You don't say what your motivating application is. It would be more effective to sample without replacement, but maybe that is not an option. You also suggest that you might be willing to limit the maximum number of times the most frequent item occurs. I think a lower bound on the least frequent color might be more helpful (equivalently, posit that anything below a certain relative frequency is an "anomaly" and does not count).  I am just going to assume that a puzzle-master, unknown to us, has put $n$ colored balls in a bag according to some private scheme she made up. We sample $s$ times with replacement and must draw conclusions as best we can. I will assume that $n$ is known.

I think that you don't find a good match with species richness because you are not asking the right questions. What you can say something about is the possible frequency of the colors you have already seen. Indirectly that tells you something about the number of colors, but very little. 

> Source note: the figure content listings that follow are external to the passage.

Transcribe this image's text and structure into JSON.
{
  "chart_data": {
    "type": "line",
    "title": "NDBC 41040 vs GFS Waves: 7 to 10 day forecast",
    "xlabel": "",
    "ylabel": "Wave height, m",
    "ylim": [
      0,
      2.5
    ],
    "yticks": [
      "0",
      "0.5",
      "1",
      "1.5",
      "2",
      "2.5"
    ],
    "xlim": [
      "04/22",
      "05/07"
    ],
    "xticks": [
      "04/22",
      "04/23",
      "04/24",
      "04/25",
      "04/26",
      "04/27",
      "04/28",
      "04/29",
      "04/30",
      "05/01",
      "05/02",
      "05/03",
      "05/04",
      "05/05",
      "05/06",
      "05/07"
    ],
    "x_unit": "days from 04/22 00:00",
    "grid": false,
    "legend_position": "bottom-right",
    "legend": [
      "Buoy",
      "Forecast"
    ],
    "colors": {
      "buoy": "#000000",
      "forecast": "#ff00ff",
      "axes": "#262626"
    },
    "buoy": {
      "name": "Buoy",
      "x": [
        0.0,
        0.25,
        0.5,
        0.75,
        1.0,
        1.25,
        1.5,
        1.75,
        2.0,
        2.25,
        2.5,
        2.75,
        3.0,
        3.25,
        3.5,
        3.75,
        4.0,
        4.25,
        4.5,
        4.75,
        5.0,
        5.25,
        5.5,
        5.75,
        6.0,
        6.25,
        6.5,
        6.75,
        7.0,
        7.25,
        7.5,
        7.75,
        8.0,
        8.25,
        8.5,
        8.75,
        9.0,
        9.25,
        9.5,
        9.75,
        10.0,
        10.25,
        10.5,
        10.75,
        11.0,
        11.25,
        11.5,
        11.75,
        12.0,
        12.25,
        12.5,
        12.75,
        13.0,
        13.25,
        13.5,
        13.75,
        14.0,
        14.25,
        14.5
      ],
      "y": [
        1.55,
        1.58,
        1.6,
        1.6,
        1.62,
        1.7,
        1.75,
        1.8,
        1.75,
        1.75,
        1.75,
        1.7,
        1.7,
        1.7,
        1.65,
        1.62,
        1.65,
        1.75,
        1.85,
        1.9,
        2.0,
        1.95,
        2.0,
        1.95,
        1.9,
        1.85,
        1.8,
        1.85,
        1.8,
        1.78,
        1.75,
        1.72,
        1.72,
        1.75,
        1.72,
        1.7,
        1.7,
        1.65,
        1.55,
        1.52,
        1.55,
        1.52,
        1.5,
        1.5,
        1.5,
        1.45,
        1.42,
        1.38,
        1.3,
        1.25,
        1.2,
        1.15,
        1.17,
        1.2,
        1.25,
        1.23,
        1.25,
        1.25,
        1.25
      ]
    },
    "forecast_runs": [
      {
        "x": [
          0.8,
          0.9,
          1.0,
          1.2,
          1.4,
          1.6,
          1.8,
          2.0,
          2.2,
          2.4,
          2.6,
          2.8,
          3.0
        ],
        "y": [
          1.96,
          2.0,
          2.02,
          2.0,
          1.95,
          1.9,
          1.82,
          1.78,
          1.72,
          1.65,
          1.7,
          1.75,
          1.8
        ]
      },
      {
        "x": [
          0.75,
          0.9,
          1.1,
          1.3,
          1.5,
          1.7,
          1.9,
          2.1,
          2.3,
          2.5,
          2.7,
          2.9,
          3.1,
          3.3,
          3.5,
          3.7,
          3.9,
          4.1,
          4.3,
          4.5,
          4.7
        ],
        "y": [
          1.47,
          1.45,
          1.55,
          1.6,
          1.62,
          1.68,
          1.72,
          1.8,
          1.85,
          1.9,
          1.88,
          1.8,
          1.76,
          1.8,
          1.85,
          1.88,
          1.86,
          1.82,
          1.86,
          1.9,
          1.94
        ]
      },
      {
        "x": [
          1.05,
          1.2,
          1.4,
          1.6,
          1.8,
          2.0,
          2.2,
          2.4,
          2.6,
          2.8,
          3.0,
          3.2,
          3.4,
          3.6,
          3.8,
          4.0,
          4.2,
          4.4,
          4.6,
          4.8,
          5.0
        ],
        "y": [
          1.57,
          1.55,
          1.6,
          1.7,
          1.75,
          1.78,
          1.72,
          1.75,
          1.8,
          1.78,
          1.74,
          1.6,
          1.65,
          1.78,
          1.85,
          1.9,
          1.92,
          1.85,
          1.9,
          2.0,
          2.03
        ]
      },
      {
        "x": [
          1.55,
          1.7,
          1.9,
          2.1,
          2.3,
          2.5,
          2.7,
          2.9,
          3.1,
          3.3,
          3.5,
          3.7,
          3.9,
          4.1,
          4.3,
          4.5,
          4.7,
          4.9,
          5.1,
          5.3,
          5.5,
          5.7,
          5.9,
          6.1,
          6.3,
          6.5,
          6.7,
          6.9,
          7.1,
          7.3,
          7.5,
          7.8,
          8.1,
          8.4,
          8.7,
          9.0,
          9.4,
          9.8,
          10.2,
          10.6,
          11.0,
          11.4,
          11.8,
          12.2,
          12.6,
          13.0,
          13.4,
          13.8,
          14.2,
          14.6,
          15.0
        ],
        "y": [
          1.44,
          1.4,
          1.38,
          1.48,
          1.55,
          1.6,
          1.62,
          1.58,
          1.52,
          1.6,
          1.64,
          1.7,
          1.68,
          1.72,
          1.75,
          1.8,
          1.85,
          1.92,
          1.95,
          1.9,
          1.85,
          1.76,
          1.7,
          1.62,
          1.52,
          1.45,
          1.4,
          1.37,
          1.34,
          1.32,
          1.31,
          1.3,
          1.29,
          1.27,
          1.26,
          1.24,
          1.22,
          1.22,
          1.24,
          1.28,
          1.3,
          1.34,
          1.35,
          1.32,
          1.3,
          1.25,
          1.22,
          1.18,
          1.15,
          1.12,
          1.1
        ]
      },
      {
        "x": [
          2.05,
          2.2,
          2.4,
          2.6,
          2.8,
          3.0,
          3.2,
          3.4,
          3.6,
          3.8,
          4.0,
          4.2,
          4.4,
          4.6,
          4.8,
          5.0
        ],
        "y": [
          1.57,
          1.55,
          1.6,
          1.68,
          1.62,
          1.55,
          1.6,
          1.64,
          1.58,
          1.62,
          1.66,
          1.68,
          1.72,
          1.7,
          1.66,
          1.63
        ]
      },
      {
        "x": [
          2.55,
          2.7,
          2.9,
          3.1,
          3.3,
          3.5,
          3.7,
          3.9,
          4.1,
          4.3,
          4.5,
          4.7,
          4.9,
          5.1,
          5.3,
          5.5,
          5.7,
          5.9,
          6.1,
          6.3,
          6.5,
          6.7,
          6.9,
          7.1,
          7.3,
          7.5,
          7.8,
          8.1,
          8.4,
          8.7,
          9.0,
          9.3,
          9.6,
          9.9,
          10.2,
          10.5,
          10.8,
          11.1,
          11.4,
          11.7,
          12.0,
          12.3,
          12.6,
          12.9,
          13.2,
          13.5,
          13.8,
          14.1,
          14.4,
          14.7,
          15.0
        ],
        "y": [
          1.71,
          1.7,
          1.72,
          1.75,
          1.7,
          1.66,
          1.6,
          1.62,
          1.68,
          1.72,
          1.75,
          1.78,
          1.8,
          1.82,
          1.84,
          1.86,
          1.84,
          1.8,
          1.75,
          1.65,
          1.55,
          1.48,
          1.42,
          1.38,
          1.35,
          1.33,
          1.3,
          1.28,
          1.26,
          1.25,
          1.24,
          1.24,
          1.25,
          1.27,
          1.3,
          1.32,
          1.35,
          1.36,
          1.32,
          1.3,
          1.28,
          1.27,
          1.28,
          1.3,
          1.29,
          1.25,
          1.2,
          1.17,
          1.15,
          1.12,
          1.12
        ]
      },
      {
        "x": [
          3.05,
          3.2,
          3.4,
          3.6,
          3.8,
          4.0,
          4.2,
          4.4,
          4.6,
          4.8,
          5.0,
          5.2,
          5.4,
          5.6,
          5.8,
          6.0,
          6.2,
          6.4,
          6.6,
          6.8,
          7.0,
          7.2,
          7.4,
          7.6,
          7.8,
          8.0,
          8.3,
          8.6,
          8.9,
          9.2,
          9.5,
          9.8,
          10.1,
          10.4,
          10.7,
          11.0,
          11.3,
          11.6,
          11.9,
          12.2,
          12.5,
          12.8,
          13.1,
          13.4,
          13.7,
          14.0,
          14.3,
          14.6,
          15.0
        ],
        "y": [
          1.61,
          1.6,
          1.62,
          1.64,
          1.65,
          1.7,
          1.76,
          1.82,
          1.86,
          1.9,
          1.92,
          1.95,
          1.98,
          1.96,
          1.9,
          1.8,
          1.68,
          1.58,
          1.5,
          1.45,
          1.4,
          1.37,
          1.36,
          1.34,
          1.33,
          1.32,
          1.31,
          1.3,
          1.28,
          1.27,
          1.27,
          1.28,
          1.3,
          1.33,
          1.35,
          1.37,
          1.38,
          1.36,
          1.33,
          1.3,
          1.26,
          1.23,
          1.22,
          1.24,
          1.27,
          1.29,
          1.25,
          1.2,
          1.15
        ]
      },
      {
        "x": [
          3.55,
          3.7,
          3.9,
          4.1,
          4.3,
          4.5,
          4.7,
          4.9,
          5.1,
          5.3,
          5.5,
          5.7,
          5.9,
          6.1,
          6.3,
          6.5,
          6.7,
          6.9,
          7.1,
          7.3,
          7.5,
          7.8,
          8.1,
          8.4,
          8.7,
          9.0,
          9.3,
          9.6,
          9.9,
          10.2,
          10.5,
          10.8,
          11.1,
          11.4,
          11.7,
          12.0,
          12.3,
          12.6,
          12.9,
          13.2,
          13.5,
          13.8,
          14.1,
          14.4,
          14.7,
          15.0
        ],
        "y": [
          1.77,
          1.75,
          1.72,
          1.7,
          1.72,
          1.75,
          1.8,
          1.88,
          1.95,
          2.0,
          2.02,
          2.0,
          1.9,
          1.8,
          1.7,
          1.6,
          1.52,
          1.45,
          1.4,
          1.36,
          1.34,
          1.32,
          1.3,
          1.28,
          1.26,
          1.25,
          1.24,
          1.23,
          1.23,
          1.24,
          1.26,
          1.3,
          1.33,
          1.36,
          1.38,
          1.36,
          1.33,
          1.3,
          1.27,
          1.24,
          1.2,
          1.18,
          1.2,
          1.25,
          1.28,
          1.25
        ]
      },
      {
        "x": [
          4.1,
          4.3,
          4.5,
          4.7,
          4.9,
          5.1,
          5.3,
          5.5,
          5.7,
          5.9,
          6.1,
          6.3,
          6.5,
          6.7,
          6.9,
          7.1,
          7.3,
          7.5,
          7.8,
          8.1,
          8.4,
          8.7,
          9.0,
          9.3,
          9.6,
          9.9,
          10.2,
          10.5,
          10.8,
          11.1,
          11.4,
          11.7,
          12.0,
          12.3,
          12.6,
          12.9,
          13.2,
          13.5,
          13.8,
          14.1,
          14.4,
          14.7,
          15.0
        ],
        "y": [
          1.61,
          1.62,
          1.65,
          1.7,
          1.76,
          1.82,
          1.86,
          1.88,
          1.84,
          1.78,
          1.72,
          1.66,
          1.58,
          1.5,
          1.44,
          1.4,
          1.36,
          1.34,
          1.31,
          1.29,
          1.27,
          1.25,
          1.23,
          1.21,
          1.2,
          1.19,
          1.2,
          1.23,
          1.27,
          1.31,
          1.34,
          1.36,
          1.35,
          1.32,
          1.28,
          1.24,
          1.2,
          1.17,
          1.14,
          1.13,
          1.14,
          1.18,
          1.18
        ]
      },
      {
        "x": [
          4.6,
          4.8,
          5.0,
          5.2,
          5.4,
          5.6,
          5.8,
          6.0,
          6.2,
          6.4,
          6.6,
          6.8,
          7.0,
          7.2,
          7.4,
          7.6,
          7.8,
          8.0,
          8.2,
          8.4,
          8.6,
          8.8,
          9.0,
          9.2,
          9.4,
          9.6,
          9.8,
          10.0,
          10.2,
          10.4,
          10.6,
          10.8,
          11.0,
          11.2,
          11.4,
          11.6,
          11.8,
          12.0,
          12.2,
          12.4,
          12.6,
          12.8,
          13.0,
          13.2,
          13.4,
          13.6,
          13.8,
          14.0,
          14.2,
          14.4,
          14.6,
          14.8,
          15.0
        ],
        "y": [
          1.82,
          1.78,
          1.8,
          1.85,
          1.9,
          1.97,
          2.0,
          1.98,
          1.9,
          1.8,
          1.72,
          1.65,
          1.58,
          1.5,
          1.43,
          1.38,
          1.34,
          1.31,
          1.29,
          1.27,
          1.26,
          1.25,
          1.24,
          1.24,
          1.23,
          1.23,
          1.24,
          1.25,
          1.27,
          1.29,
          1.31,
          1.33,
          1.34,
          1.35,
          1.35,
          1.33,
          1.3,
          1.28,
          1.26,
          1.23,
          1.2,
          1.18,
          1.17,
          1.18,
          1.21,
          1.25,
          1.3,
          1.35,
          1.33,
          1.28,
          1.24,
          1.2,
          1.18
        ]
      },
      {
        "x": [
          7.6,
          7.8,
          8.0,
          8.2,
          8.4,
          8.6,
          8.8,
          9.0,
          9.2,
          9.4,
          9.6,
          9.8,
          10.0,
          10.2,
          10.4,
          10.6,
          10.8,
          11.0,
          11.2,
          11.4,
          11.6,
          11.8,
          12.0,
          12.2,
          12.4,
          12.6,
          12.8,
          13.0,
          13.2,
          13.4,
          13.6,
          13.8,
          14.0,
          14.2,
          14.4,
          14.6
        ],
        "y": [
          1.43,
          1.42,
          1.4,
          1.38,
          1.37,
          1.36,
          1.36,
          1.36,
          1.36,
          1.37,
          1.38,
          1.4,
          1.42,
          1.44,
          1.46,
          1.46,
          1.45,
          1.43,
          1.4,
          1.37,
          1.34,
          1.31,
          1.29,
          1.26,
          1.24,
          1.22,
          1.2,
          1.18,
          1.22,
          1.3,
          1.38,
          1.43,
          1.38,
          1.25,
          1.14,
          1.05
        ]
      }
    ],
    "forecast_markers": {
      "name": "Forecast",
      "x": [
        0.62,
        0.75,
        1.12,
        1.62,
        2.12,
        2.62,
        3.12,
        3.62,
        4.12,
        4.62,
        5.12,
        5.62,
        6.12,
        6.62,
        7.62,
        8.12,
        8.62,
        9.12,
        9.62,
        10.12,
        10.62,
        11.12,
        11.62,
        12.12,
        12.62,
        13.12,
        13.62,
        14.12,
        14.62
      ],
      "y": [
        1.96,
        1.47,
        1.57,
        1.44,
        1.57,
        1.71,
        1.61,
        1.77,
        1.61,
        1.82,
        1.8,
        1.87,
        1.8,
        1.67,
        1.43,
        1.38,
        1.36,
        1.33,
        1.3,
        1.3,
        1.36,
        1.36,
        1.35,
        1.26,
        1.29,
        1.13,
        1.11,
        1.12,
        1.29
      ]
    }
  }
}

Do a thought experiment about various outcomes and what you can conclude. Suppose first that as you keep drawing (then replacing) balls they are all green. You can say that there seem to be lots of green balls. You can say "With $95\%$ confidence the number of green balls is at least $m=m(n,s)$" , equivalently the number of non-green balls is estimated to be no more than $n-m.$ However I do not think that you can make any conclusion about their colors. Even if you get a hint: " There are at least $q$ balls which are not green and they are either all the same color or else each has a color unique to itself" I do not think you have any way of saying which is more likely. And with no hint the only change is that perhaps $q=0$.

I don't think that a limit such as "no color occurs more than one third of the time" will help. Suppose instead that (for a not too small $s$) the balls come out "red, white, blue, yellow, pink" with frequencies roughly $2:2:2:1:1$. Then you can say "With $95\%$ confidence the number of red,white,blue,yellow and pink balls" balls is at least $m$" for the same $m=m(n,s)$ as in the all green scenario. AND you can say that whatever the number of balls of those five colors the frequencies will be roughly 1/4,1/4,1/4,1/8,1/8. But you are no better of on the question of how many unseen colors might there be.

I am less confident what one might say in the $2:2:2:1:1$ scenario above if along the way you say a single black ball, but I do not think that you could say much. 

Another extreme is if you have made a reasonable number of samples and never seen the same color twice. Would that occur in your application? Then you might be able to say with some confidence that few, if any, colors repeat. Then you could (I would think) answer the "more than x colors" question as likely having seen many less than $x$ balls.